À trois jours des élections présidentielles, Elizabeth de Raincy, la sortante, découvre qu’un scandale menace son successeur désigné et que l’extrême-droite a toutes les chances de remporter l’élection…
Diastème a de la suite dans les idées : sept ans après Un français, le film sur un skinhead repenti, analysant les rouages des groupuscules d’extrême-droite, qui avait fait beaucoup parlé et craindre des projections mouvementées, le cinéaste poursuit sa plongée dans les arcanes où l’extrême-droite monte en puissance. Cette fois-ci, il ne s’intéresse plus aux petites frappes de la base, mais au sommet de l’État, lorsque les idées fascistes se retrouvent sur le point de surgir dans les institutions.
C’est l’affaire Fillon qui lui inspire l’idée d’un scandale d’entre deux tours capable de faire basculer une élection présidentielle. Pour s’assurer d’un minimum de réalisme, il coécrit le scénario avec deux auteurs d’un livre consacré au mandat de François Hollande, mais pour donner à son film la tension d’un thriller, il s’appuie sur l’aide de Christophe Honoré, pourtant pas vraiment spécialiste du genre. Le résultat est un film crépusculaire, au classicisme revendiqué dans la mise en scène, à la photo sombre où les ors du palais (le film n’a pas été tourné réellement à l’Élysée mais dans plusieurs lieux permettant de recomposer un palais présidentiel assez crédible) sont aussi écrasants que les longs couloirs où l’on ne peut échapper aux regards du personnel. Crépusculaire non seulement dans son esthétique, mais aussi dans son écriture, qui suit l’inspiration de son titre, celui d’un ouvrage de Stefan Zweig, documentant la vie à Vienne avant les guerres mondiales. « Le monde d’hier », c’est donc celui d’avant la catastrophe, et sur tous les plans, le scénario s’attache à le rappeler. D’un point de vue politique, avec le risque de l’avènement au pouvoir de Willem (Thierry Godard), d’un point de vue relationnel avec le délitement de l’union morale entre la présidente (Léa Drucker) et son plus proche conseiller (Denis Podalydès), et même d’un point de vue biologique, puisque Elizabeth se voit confrontée à une grave maladie, qui est la raison intime et secrète l’empêchant de se représenter.

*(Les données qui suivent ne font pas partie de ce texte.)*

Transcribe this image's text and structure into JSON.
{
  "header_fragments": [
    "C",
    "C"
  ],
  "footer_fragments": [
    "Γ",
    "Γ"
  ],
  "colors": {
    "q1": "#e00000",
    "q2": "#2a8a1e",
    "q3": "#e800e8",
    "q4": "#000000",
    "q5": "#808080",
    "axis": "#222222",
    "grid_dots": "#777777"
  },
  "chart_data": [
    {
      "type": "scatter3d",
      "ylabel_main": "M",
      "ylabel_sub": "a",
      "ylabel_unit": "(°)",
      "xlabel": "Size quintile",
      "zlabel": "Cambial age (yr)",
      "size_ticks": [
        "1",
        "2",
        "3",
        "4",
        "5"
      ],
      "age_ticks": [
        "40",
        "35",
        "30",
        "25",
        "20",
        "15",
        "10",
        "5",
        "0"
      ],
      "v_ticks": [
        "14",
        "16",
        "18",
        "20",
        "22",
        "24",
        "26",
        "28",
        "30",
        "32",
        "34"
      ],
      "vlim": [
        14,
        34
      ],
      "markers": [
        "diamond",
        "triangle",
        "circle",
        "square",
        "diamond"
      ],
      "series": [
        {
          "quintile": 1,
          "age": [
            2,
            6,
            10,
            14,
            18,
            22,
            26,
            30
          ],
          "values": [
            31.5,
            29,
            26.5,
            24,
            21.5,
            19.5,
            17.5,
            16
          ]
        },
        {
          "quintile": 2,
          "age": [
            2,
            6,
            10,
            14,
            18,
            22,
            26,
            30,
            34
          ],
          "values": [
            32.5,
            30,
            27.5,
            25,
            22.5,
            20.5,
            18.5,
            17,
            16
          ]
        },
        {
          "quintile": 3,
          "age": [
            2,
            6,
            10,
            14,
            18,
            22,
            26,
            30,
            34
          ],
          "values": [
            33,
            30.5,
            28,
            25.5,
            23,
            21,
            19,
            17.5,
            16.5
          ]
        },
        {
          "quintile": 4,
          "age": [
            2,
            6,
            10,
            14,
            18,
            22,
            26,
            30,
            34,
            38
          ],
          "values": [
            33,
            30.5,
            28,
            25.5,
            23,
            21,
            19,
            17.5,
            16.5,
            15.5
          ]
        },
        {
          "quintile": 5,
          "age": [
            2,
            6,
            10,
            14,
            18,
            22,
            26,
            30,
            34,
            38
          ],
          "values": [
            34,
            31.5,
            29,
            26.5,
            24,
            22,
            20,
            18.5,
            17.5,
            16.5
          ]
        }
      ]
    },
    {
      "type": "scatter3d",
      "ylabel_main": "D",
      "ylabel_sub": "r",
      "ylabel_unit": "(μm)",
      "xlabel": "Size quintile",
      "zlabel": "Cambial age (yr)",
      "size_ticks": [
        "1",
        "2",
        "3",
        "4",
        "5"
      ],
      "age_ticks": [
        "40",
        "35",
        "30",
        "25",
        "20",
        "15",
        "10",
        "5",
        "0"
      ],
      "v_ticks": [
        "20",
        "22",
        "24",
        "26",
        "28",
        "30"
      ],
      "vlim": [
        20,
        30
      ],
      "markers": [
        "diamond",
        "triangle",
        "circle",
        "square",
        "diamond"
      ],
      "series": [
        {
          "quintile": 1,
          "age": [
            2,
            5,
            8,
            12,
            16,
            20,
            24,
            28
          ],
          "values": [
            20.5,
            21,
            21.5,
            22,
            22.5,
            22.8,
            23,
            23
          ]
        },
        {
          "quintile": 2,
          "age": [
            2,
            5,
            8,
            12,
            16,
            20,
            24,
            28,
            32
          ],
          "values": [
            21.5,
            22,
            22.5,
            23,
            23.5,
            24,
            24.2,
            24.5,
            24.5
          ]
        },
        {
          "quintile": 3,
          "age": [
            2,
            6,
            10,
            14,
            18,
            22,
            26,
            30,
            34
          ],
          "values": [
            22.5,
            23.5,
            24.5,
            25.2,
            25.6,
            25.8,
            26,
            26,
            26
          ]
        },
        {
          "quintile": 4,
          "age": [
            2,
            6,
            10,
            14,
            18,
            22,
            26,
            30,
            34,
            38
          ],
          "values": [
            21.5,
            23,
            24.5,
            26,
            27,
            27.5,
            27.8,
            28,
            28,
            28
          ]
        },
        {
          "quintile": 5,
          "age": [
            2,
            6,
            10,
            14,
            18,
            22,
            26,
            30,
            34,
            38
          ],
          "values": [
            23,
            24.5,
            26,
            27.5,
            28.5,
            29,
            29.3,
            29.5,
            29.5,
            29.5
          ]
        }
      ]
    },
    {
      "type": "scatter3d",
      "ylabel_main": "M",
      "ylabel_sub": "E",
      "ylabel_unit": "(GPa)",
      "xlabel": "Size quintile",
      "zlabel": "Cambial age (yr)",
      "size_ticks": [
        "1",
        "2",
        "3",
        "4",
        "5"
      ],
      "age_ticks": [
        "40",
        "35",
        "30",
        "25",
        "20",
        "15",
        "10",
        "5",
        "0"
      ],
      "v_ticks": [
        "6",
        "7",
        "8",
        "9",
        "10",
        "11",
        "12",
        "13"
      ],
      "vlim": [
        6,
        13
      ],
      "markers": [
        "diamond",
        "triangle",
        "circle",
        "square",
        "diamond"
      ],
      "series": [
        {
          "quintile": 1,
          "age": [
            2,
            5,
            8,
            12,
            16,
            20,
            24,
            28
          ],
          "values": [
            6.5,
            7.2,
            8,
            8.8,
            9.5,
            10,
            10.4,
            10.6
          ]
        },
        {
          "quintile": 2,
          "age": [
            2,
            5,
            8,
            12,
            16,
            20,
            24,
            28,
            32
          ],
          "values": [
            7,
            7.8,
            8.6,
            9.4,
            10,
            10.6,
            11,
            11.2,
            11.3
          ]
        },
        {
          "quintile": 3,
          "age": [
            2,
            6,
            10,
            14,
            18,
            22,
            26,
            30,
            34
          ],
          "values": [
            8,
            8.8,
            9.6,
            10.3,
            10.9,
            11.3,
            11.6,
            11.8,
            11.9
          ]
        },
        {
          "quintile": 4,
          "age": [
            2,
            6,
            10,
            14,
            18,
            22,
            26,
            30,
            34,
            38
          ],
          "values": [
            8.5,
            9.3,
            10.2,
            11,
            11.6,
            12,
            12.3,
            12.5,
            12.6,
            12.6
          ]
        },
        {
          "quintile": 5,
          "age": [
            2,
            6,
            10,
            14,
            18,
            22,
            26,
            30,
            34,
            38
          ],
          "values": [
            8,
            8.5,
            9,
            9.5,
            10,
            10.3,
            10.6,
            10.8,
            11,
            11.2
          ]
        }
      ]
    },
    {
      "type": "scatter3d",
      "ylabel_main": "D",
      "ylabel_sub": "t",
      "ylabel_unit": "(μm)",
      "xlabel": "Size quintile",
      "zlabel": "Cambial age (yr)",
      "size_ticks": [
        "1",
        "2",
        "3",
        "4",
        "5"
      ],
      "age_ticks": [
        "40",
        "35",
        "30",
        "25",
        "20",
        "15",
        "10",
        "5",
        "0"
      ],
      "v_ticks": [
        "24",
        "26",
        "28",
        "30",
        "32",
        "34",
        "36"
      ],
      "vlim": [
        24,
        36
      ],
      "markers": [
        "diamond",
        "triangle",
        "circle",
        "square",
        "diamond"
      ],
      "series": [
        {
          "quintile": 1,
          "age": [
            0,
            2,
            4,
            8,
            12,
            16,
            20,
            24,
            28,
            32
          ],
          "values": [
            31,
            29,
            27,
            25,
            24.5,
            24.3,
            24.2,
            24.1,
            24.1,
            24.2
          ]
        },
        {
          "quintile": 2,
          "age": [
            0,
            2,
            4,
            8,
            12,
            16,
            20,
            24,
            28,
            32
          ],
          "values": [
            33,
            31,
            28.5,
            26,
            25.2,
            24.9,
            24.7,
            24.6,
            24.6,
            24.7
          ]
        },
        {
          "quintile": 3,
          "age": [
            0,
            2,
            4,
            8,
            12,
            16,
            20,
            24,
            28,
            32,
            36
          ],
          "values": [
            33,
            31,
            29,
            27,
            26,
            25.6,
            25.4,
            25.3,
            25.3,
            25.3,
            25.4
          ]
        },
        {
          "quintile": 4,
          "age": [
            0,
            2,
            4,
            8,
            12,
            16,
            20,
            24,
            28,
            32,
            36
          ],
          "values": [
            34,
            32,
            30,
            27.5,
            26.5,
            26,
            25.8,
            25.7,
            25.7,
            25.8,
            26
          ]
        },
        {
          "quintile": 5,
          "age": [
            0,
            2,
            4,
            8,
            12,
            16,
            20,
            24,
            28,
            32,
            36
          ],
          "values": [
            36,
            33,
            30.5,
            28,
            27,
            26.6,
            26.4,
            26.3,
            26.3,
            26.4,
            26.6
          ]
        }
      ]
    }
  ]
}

Le contexte est si noir, la tension renforcée par l’usage d’une musique un peu trop grandiloquente et romantique pour son sujet, quoique très belle en elle-même, l’enjeu dramatique clairement exprimé initialement dans le discours de Franck L’Herbier, dépeignant le risque d’un président d’extrême-droite pour la France et toute l’Europe, contribue à l’exigence relevée des prestations des acteurs/trices. Tous et toutes s’illustrent par un jeu tenu, presque minimaliste, d’une grande dignité. À ce titre, celui qui s’en tire le mieux et impressionne par sa présence quasi muette à l’écran, c’est Alban Lenoir, en garde du corps dont le professionnalisme confine à la dévotion, presque à l’amour platonique. Les scènes où il soutient la présidente, unique témoin de ses faiblesses, sont les plus marquantes du long-métrage, celles qui permettent le mieux de ressentir le sacrifice dévolu au pouvoir par celles et ceux qui l’exercent avec conviction, l’infinie solitude dont les responsabilités s’accompagnent, le seul type de lien, informulé et informulable, qui peut encore les rattacher à autrui.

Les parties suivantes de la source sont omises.